質問主意書

第163回国会(特別会)

答弁書


答弁書第一○号

内閣参質一六三第一○号
  平成十七年十月二十一日
内閣総理大臣 小泉 純一郎   


       参議院議長 扇 千景 殿

参議院議員藤末健三君提出集団的自衛権行使の法律による容認に関する質問に対し、別紙答弁書を送付する。



   参議院議員藤末健三君提出集団的自衛権行使の法律による容認に関する質問に対する答弁書

一について

 お尋ねは、仮定に係る問題であるが、憲法の規定の解釈に密接な関係のある内容を含む議員の提案に係る立法については、一般論として次のように考えている。
 すなわち、憲法の規定の解釈に密接な関係のある内容を含む法案であれば、成立に至るまでの国会の審議の過程で、当該法案の前提となる憲法の規定の解釈に関し、当該規定の文言、趣旨との整合性、当該規定の立案者の意図、立案の背景となった社会情勢、さらには国会において積み重ねられてきた当該規定の解釈をめぐる議論との関係等について十分な議論が行われ、これらの点につき国民に十分説明された上で当該法律が成立することとなると考えられ、また、その過程で、議院内閣制の下、法律の執行に当たる政府の意見も十分に聴取されることが期待される。

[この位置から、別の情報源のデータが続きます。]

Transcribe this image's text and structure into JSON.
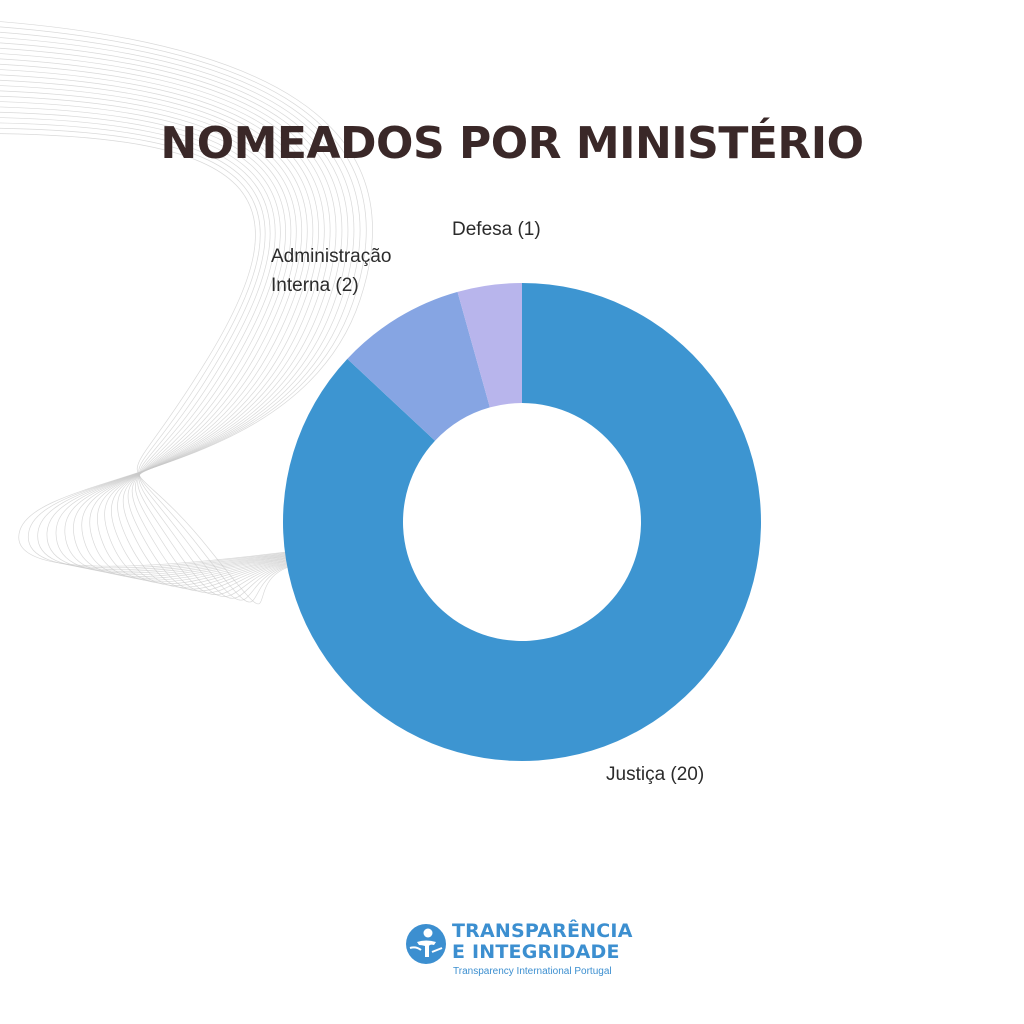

政府としては、国会が制定した法律について、これを誠実に執行することは当然である。

二について

 我が国が国際法上集団的自衛権を有していることは、主権国家である以上は当然であるが、憲法には集団的自衛権の保有それ自体について言及する規定は存在せず、かねて述べてきたとおり憲法第九条の下においては集団的自衛権を行使することはできないと解される以上、この権利をあたかも保有していないのと同じであって、我が国が憲法上集団的自衛権を保有しているかどうかは、いわば観念的な議論であると言わざるを得ない。そこで、政府としては、集団的自衛権については、憲法上行使できず、その意味において、保有していないといっても結論的には同じであると考えているところである。